En avril 2011 la célèbre photographie Immersion (Piss Christ) de l'américain Andres Serrano, représentant un crucifix immergé dans un flot d’urine, avait été vandalisée par un commando organisé d’ultra-catholiques.
En octobre 2011, la pièce de l'Italien Romeo Castellucci au Théâtre de la Ville Sur le concept du visage du fils de Dieu, avait été interrompue par des extrêmistes qui s'insurgeaient des dernières minutes de la pièce, où un visage géant du Christ semblant souillé par des excréments, était représenté. Des centaines de manifestants, crucifix et chapelets, s'étaient massés devant le théâtre. A l'époque c'était Civitas ou le Renouveau Français qui avaient mobilisé.
En décembre, (2011 fut une année riche), 160 catholiques avaient manifesté face au théâtre du Rond-Point contre la pièce Golgota Picnic de l'Argentin Rodrigo Garcia, autour de la figure du Christ.
En 2013, pendant les municipales, ce sont des frontistes qui se mobilisaient contre l'art contemporain. Rien qui ne concerne spécifiquement la religion: dans un article «un écrin pour de la merde», Jean-Claude Philipot, alors chargé du projet de la liste Reims Bleu Marine attaquait le Frac Champagne-Ardenne et ses «pseudo œuvres d’art (…) dont vous ne voudriez pas dans votre jardin mais devant lesquelles les bobos de la gauche caviar ou plus simplement les snobs s’extasient pour faire ‘moderne’ et se distinguer de ce peuple qu’ils méprisent et qui trouve affreuses ces ‘machins’.»
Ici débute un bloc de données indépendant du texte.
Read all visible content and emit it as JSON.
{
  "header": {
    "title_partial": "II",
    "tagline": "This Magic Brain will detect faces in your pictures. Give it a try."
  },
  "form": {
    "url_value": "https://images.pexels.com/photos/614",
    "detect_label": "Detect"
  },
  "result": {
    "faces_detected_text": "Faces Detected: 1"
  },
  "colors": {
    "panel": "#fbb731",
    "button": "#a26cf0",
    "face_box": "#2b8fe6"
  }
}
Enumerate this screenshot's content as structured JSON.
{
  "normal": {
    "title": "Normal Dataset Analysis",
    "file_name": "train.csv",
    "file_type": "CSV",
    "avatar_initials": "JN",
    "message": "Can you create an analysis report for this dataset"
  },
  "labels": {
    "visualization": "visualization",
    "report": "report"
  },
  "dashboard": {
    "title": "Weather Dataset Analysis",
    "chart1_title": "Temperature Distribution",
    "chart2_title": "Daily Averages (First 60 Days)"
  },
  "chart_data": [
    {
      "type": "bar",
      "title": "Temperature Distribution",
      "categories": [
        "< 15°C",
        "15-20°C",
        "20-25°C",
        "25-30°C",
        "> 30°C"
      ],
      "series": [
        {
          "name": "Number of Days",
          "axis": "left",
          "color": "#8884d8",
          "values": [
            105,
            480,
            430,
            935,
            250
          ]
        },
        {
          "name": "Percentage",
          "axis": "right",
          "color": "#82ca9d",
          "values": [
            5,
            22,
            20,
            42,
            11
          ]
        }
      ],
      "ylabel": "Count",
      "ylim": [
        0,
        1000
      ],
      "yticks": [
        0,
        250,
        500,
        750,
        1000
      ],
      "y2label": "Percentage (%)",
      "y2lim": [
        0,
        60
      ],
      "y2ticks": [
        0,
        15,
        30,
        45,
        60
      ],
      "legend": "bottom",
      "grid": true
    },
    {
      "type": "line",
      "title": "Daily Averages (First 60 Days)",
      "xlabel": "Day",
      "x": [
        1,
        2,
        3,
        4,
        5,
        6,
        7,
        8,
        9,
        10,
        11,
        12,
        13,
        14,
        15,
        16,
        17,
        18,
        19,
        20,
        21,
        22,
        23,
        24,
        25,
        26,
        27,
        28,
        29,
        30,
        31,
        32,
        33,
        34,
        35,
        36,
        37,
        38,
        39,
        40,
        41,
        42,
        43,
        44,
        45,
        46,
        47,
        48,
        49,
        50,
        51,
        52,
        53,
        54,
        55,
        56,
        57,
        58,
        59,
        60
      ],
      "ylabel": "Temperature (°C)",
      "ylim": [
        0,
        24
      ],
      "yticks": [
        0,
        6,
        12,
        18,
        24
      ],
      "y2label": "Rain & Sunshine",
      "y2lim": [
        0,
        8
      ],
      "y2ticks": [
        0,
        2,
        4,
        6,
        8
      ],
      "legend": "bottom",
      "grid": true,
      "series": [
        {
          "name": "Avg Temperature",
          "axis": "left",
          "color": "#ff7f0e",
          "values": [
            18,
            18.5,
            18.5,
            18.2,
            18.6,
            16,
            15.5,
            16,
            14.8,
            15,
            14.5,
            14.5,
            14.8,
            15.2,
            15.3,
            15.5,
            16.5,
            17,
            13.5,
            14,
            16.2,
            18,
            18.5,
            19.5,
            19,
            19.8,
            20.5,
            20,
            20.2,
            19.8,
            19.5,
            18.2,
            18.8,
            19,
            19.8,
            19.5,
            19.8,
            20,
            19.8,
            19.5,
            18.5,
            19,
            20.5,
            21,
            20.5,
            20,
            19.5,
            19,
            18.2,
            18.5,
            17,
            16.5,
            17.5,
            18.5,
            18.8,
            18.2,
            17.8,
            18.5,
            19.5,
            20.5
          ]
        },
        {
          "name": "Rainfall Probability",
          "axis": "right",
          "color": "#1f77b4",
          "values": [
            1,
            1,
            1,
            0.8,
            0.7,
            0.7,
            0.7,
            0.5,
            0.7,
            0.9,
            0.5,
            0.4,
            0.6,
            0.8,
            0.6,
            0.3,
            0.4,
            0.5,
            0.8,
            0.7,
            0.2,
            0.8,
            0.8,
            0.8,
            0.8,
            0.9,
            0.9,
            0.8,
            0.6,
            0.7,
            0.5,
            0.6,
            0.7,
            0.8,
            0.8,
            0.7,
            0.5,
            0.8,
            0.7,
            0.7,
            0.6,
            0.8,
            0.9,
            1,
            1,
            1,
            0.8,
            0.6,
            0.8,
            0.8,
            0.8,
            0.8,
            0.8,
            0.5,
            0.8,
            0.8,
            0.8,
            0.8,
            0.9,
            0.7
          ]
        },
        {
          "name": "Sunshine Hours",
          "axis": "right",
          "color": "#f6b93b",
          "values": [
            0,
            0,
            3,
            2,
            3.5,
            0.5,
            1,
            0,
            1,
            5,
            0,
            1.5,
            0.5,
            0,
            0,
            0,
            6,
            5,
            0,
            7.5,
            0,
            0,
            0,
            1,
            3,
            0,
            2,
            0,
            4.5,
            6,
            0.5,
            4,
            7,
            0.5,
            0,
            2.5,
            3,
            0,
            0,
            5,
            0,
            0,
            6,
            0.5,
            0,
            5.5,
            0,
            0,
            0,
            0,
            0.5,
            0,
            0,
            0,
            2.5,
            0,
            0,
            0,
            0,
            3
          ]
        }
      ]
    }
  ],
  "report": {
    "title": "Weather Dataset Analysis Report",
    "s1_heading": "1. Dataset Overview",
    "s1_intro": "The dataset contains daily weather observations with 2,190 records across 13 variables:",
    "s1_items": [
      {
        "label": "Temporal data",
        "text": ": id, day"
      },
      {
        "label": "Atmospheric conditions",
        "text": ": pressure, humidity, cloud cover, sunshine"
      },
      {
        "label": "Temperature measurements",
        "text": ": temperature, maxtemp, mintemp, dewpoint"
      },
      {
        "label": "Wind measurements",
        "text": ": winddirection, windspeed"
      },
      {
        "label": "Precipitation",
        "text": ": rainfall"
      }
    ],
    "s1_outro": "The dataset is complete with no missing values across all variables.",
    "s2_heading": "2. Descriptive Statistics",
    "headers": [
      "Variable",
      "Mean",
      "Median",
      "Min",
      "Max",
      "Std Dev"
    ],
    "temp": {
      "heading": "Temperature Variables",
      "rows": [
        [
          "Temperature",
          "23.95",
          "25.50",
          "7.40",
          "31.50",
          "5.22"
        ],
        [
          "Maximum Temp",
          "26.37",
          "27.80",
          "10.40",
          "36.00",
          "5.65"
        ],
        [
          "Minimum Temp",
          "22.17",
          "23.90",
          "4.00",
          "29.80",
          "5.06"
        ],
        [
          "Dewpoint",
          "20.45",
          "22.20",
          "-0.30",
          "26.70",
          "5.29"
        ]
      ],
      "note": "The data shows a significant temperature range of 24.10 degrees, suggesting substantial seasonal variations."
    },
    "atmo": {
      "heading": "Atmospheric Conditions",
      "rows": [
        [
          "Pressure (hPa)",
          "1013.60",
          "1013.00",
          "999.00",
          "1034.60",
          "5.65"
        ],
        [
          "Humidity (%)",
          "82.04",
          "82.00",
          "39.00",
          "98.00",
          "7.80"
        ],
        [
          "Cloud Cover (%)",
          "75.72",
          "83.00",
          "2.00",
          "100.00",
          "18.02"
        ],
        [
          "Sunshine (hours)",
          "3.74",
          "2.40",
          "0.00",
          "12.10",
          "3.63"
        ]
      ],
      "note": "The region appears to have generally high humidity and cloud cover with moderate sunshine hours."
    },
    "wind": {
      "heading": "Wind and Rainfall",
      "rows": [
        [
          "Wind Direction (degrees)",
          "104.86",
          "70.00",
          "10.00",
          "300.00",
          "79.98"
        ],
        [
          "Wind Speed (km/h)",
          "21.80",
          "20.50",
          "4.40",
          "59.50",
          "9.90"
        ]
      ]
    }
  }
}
A le même époque, comme le soulignait alors Les Inrocks, le Frac Lorraine était condamné à verser un euro symbolique de dommages et intérêts à l’Agrif, l’Alliance générale contre le racisme et pour le respect de l’identité française et chrétienne, association proche de l'extrême droite, selon Erwan Lecoeur qui a dirigé un Dictionnaire de l'extrême droite et Fiammetta Venner auteure de l'Extrême France.
Depuis, en 2014, la municipalité de Hayange, dirigée par le FN, a même fait repeindre une sculpture d'art contemporain d'Alain Mila dans un couleur qui leur semblait moins «sinistre»...
Paul, tu ne peux pas nous abandonner à ces gens? Tu ne vas pas laisser gagner des gens qui croient que le Festival d'Avignon est décadent, et que la culture se résume à des fêtes johanniques, en souvenir du sacre de Charles VII par Jeanne d’Arc? Reviens avec tes plugs anaux, tes petits pénis et tes étrons. On t'attend.